Figure 5. Nef Potentiates Rac Activation through Association with DOCK2–ELMO1

(A and B) Myristoylation signal, P72,P75, and R106 in Nef are required for Rac activation. Rac_GTP and total Rac in the extracts prepared from Jurkat T cells transduced with lentiviral vectors expressing no Nef (−) or the indicated Nef proteins (A) and HEK 293 cells transiently coexpressing the indicated Nef mutants together with DOCK2, ELMO1, and Rac2 (B) were visualized as described in the legend to Figure 3 and quantified by direct imaging of chemiluminescent signals.

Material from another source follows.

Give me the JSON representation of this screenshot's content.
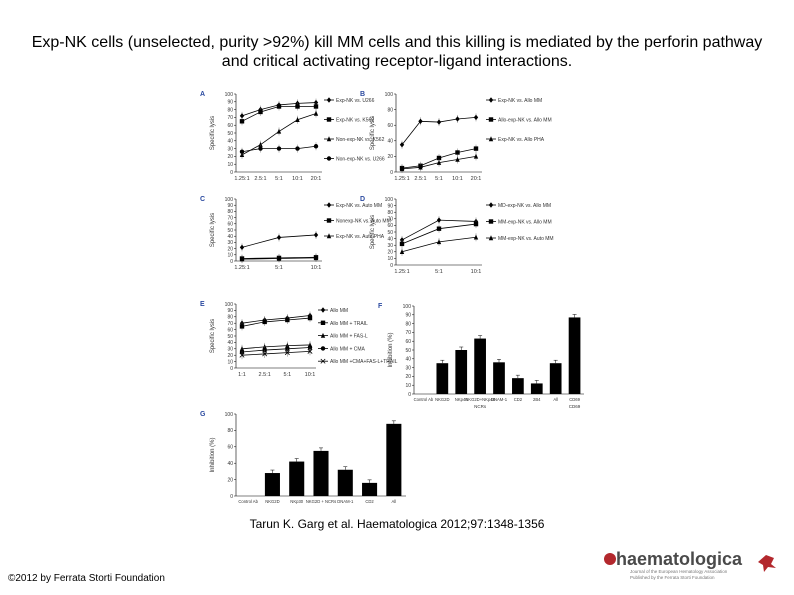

The fraction of total Rac present in the extracts that was PBD–GST bound is shown in the histograms. Data in the histogram shown in (B) are averages of three independent experiments and error bars represent two standard deviations. (C) Myristoylation signal, P72,P75, and R106 in Nef are required for association with DOCK2, ELMO1, and Rac2. The ability of selected Nef mutants to associate with DOCK2, ELMO1, and Rac2 was determined as described in Figure 2.

Figure 6. Effect of Nef on IL-2 Expression in HIV-1-Infected CD4⁺ T Lymphocytes Stimulated through CD3 and CD28

CD4⁺ T lymphocytes transduced with H-Δ and H-NA7 HIV-1-derived vectors were not stimulated (unstimulated) or stimulated with immobilized anti-CD3 and anti-CD28 mAbs (anti-CD3, anti-CD28) in the presence of Golgi-Stop for 5 h and stained for intracellular IL-2 and p24 Gag. Percentages of IL-2-positive and IL-2-negative cells in the Gag-negative and Gag-positive populations are shown.

Figure 7. Nef Disrupts T Cell Migration to SDF-1

(A) Migration of cell populations shown in (B) expressing GFP (open circle), ectopic CXCR4, and GFP (filled circle), HIV-1 NA7 Nef and GFP (open box), HIV-1 NA7 Nef, ectopic CXCR4 and GFP (filled box) to SDF-1 was measured in transwell assays. (B) Transient expression of ectopic CXCR4 restores CXCR4 levels on the surface of Nef-expressing cells. Flow cytometric analysis of Jurkat T cells transiently expressing GFP (panel 1) or HIV-1 NA7 Nef and GFP (panel 2) and together with ectopic CXCR4 (panels 3 and 4, respectively).

Figure 8. Nef Disrupts Chemotaxis by Activating Rac through DOCK2–ELMO1

(A and B) Jurkat T cells expressing wild-type or mutant HIV-1 Nef proteins and GFP reporter were used in transwell chemotaxis assays with SDF-1. Percentage of migrated cells expressing GFP alone (open circle), or together with HIV-1 NA7 (open square), NA7_{(G2 ^∇ HA)} (open diamond), NA7_(P72A,P75A) (open triangle), NA7_(R106A) (filled circle), and NA7_(LL164AA) (filled triangle) is shown as a function of GFP fluorescence intensity in (A) and in (B) for the single GFP fluorescence intensity interval indicated by the shaded rectangle in (A). (C) Constitutively active Rac GTPases disrupt lymphocyte migration to SDF-1. Migration of Jurkat T cells transiently expressing wild-type (Rac1, Rac2), constitutively active (Rac1_G12V, Rac2_G12V), or as a control HIV-1 Nef were also measured. Data shown are averages of three independent experiments and error bars represent two standard deviations.

Figure 9. HIV-1 Nef Disrupts CCR5-Mediated Migration

(A) HIV-1 Nef does not downregulate CCR5. Flow cytometric analysis of CCR5 and GFP in Jurkat T cells transiently expressing GFP alone (panel 1) or CCR5 and GFP in the absence (panel 2) and presence (panel 3) of HIV-1 Nef. Histograms of CCR5 expression for cell populations within a single GFP fluorescence intensity interval indicated by the rectangle in panel 1 are shown in panels 4 to 6, respectively. (B) Percentage of cells migrated to MIP-1β and expressing GFP alone (open circle), GFP and CCR5 (open triangle), or GFP, CCR5 and HIV-1 Nef (filled triangle) is shown as a function of GFP fluorescence intensity.